A data-driven design method of distributed dynamic vibration absorber for broadband vibration suppression of thin-walled structures

Abstract

It is generally impractical to design Dynamic Vibration Absorbers (DVAs) according to each vibration mode for the vibration suppression of complex flexible structures due to the dense vibration modes. DVAs design according to the Excitation-Dependent Representative Basis (EDRB) derived in Li et al. (2021) allows one DVA to suppress the vibration response dominated by multiple closely-space modes, which broadens the application of the DVAs in vibration control. A data-driven method is developed based on EDRB to design the distributed DVAs for the broadband vibration suppression of thin-walled structures. Via the singular value decomposition on structural response data, both structural vibration modes and the EDRB can be obtained for well separated modes and closely-space modes, respectively.
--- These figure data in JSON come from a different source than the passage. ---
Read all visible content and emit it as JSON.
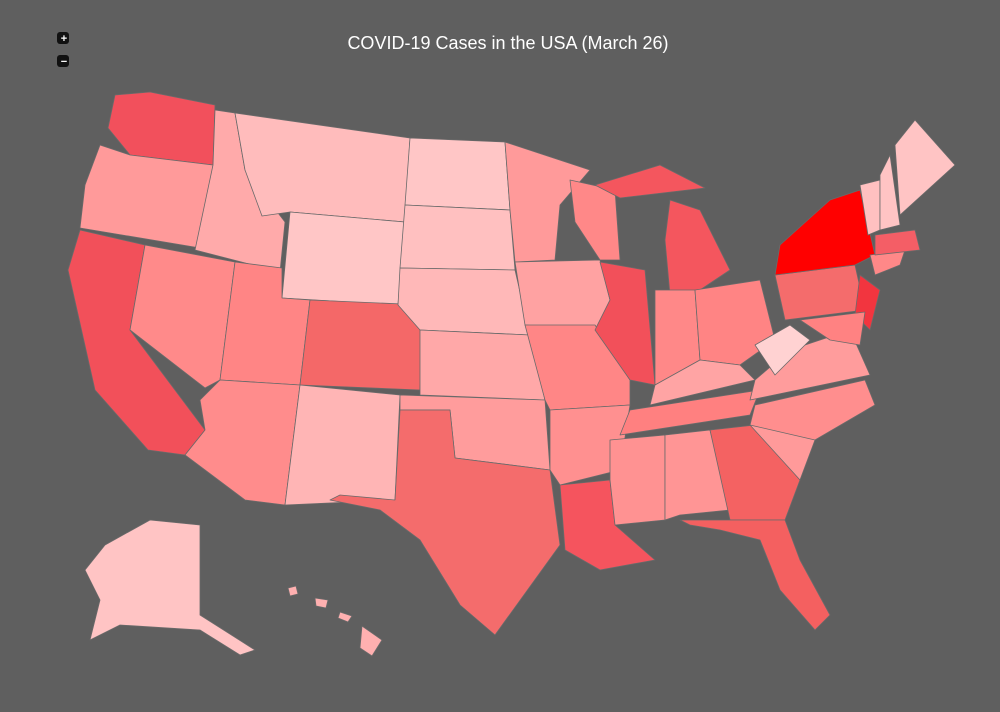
{
  "title": "COVID-19 Cases in the USA (March 26)",
  "controls": {
    "zoom_in": "+",
    "zoom_out": "−"
  }
}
These derived structural vibration modes and EDRB will be regarded as the targeted “modes” and suppressed by the further designed distributed DVAs with one DVA per targeted “mode”. The vibration suppression of a simply-supported plate subjected to a concentrated dynamic force is firstly investigated to verify the effectiveness of the proposed method. Then, the distributed DVAs design for the vibration suppression of a complex fairing structure subjected to distributed dynamic force is conducted to show the applicability of the proposed method on complex engineering structures. Results show that the proposed data-driven method has a similar vibration suppression effect to the method in Li et al. (2021), and a better performance than the traditional method proposed by Zhu et al. (2018).